Elle est féroce, bon sang. Je n'ai plus les mots, et je sais que c'est maintenant qu'elle va me dire au revoir et me laisser en plan.
- Bien, il se fait tard mon Oscar, tu devrais aller te coucher. Je reste sur l'amertume de n'avoir pu lire une ligne de ce fameux discours, et je le prends comme un affront personnel, mais je tenterai de m'en remettre avec dignité. J'en ressortirai sûrement plus forte.
- Tu devrais songer au théâtre, les tragédies grecques sont écrites pour toi !
Elle éclate de rire, se racle la gorge et articule avec une voix mélo-dramatique :
- Oscar, han Oscar ! Pourquoi cette souffrance ?
Envoie, s'il te plaît, ce discours en France !
Ainsi recueillir l'avis d'une amie,
si chère à ton cœur et de bel esprit !
Je ne peux m'empêcher de rire également.
- C'est beau, Alix. J'en ai la larme à l’œil. Je crains fort ne pas avoir eu cette plume-là pour demain.
- Pas grave, les alexandrins ne sont pas le canal de communication adéquat pour Cisco, de toute manière.
- Pas faux. Bref, euh Alix... bonne soirée, bonne nuit.
- Bonne nuit Oscar. Belle journée demain, ça va le faire, tu vas cartonner, et sois sage avec toutes les donzelles qui te courseront. Ou pas sage, à toi de voir. Choisis la bonne. Ou LES bonnes, si tu veux te faire plaisir.
- Ha. Ha. Merveilleux. Au revoir, Alix.
Je raccroche, et ouvre mon ordinateur. Je relis une ultime fois ce discours, histoire de me le remettre en tête... et l'envoie par mail à Alix. J'ai l'impression d'y voir pleins de défauts, mais n'ai pas le courage de le remodeler. Je devrais probablement l'imprimer et basta. Advienne que pourra.
« de : Victoria.
Je viens (enfin) de lire ton discours. J'aurais aimé dégainer mes crayons de toutes les couleurs, mais le constat est sans appel : il n'y a rien à en dire. Il est parfait, il est très émouvant, et je suis sûre que Cisco et Nina tomberont à la renverse. J'ai hâte de voir leurs réactions. Bravo, Oscar. »

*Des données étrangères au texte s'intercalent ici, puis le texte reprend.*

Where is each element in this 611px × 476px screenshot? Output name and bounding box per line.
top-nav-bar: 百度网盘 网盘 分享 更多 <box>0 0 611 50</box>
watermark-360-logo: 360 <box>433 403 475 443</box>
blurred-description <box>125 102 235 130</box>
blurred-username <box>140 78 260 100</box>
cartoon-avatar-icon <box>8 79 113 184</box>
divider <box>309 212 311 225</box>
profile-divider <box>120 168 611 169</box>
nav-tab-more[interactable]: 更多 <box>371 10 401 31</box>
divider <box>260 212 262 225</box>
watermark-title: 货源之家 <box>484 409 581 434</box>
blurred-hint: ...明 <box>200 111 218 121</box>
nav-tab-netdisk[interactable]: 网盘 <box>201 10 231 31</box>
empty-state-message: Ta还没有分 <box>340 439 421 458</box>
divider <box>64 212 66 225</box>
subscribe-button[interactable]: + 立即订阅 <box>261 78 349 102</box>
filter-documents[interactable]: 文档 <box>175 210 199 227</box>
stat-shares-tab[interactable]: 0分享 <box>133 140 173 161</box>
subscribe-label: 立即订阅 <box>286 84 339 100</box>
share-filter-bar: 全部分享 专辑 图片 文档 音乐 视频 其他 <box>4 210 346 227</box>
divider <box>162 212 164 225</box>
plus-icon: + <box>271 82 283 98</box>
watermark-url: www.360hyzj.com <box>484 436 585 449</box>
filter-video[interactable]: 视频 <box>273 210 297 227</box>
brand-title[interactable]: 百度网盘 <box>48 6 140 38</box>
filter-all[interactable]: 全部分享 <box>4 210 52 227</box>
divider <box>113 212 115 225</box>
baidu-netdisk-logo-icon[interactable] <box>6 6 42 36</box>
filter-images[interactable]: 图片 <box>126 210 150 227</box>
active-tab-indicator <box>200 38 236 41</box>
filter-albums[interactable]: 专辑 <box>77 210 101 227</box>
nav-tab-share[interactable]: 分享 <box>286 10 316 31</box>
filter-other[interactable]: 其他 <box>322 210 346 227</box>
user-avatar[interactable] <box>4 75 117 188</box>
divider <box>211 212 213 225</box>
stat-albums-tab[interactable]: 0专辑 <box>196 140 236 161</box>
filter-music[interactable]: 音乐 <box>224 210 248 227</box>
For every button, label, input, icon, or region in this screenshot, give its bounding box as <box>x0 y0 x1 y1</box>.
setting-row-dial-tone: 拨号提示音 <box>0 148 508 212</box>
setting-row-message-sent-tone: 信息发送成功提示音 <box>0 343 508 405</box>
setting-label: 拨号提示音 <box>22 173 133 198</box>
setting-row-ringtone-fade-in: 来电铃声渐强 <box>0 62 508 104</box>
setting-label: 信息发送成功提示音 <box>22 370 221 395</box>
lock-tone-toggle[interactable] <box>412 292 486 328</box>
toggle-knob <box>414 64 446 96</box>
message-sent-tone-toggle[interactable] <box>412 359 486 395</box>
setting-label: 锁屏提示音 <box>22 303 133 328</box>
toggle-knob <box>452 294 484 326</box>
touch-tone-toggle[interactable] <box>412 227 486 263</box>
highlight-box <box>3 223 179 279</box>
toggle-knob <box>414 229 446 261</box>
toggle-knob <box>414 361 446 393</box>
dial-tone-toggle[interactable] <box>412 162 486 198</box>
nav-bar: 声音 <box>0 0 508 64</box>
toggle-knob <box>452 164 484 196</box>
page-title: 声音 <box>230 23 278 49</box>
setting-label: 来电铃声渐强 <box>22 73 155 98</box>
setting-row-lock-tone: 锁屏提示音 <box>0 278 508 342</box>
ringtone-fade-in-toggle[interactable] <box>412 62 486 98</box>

Je relis ses mots dix fois. Je suis tenté d'y croire. Elle me le dirait, s'il y avait des choses à enlever, de toute manière, hein ? Elle ne me laisserait pas réciter un truc nul devant tout le monde ?
« de : Alix
Pas besoin d'alexandrins pour avoir une belle plume, visiblement, mon Oscar. TU. VAS. CARTONNER. »
Bon. Si les alliées sont d'accord... Je reviens à mon ordinateur, et clique sur l’icône de l'imprimante.